The Food Galileo Had On His Grocery List

Grocery lists can be a window into someone's life, culture, and even their soul. They can tell you if someone values cooking meals at home or if they value convenience. Seeing some plant-based ground beef can tell you someone is worried about the planet. You can learn that Sylvia Plath liked to procrastinate by making apple pies (via Lithub). Or that Michelangelo liked tortellini and fish.

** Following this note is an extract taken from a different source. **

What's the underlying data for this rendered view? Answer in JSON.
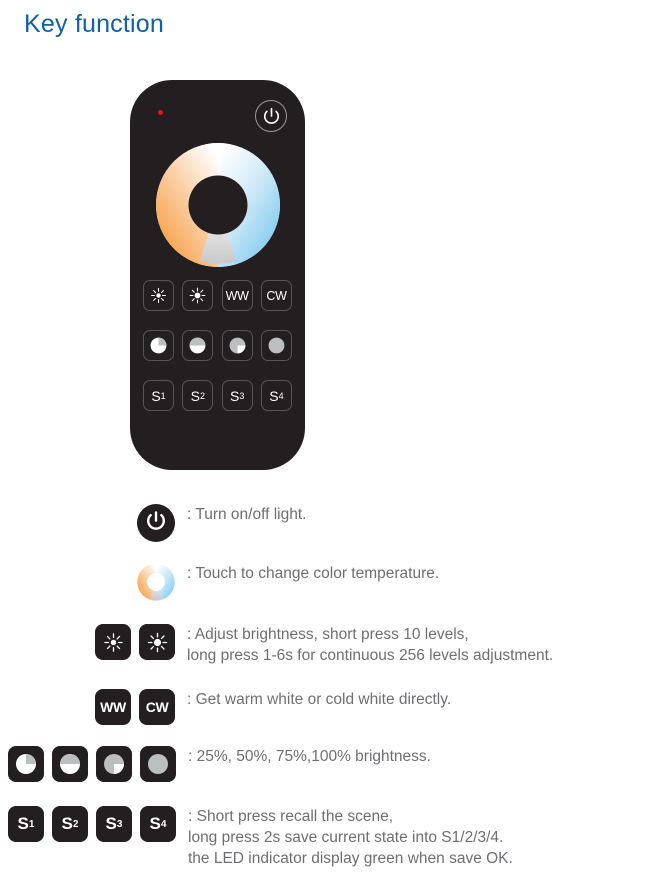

Galileo probably didn't think one of the things we would remember about his life was his grocery list. He was a pretty accomplished guy, which a nickname like "the father of modern science" probably tells you. When Galileo wasn't observing the stars or pioneering the laws of motion, History says he was also studying mathematics and philosophy. But all the high-minded work in the world won't stop a man from getting hungry, and even an Italian inventor gets the occasional snack craving. So it's pretty natural that he would scribble down a grocery list next to the more important science-related objects he needed to grab on his next run to whatever Renaissance Italy's version of Target was.

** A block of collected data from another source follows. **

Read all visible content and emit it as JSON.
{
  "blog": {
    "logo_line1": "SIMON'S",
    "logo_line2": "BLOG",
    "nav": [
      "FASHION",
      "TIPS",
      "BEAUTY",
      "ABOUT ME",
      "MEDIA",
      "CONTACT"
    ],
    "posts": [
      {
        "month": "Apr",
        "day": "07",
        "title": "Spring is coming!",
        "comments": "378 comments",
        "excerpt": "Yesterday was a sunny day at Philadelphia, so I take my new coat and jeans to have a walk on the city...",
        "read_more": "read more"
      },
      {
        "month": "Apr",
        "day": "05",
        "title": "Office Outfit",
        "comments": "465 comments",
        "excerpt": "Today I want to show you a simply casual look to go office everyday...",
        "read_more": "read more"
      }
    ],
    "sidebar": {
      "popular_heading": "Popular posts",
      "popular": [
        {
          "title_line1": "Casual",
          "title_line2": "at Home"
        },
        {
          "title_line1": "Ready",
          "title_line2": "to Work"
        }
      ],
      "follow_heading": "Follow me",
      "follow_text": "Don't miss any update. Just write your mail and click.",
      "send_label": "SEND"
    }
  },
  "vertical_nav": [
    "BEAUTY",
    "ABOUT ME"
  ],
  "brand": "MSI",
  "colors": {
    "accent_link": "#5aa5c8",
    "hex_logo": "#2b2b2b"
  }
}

Galileo had a craving for some Mediterranean classics

The most surprising thing about Galileo's grocery list, dated from November 1609, is how familiar it is. DigVenture shows us items you'd expect to find on a checklist of anyone shopping for some healthy Mediterranean dishes these days: Lentils, chickpeas, rice, and spelt, plus some oranges, sugar, spices, and jam. It sounds like he was most of the way to a tasty-sounding lentil soup. He also needed two artillery balls, crystals, and an organ, lest you start thinking your life is just like his.

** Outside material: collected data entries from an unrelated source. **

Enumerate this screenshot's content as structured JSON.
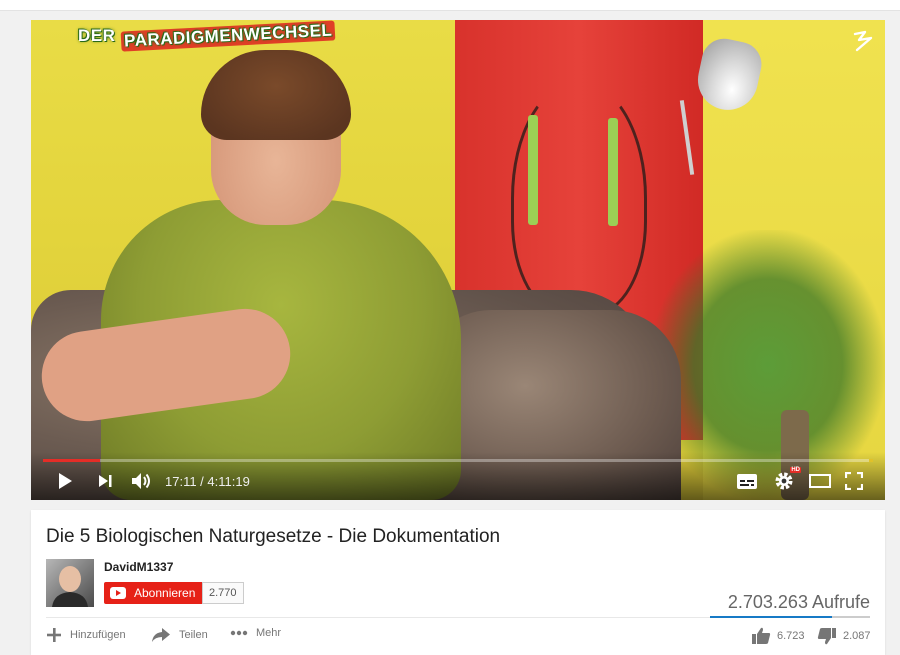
{
  "player": {
    "channel_logo_text_1": "DER ",
    "channel_logo_text_2": "PARADIGMENWECHSEL",
    "time_display": "17:11 / 4:11:19",
    "progress_fraction": 0.069,
    "icons": [
      "play-icon",
      "next-icon",
      "volume-icon",
      "subtitles-icon",
      "settings-icon",
      "theater-icon",
      "fullscreen-icon"
    ],
    "hd_badge": "HD"
  },
  "video": {
    "title": "Die 5 Biologischen Naturgesetze - Die Dokumentation",
    "channel": "DavidM1337",
    "subscribe_label": "Abonnieren",
    "subscriber_count": "2.770",
    "views": "2.703.263 Aufrufe",
    "like_ratio": 0.762
  },
  "actions": {
    "add_label": "Hinzufügen",
    "share_label": "Teilen",
    "more_label": "Mehr",
    "likes": "6.723",
    "dislikes": "2.087"
  },
  "colors": {
    "accent_red": "#e62117",
    "likes_blue": "#167ac6"
  }
}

Galileo's eating habits are a nice reminder that while our food continues to evolve due to technology or trends, so much of what we subsist on has a long history behind it. Bon Appétit says chickpeas have been grown in the Middle East for 10,000 years, and Roman orator Cicero was named for the legume that his family grew. A recipe for jam's ancestor, fruit preserves in honey, was found in the oldest surviving cookbook in the world, which Planting Seeds tells us was from another Roman named Marcus Gavius Apicius. Your breakfast may have been produced differently, but you are eating traditions passed down through generations. So yeah, maybe you do have more in common with Galileo than you think.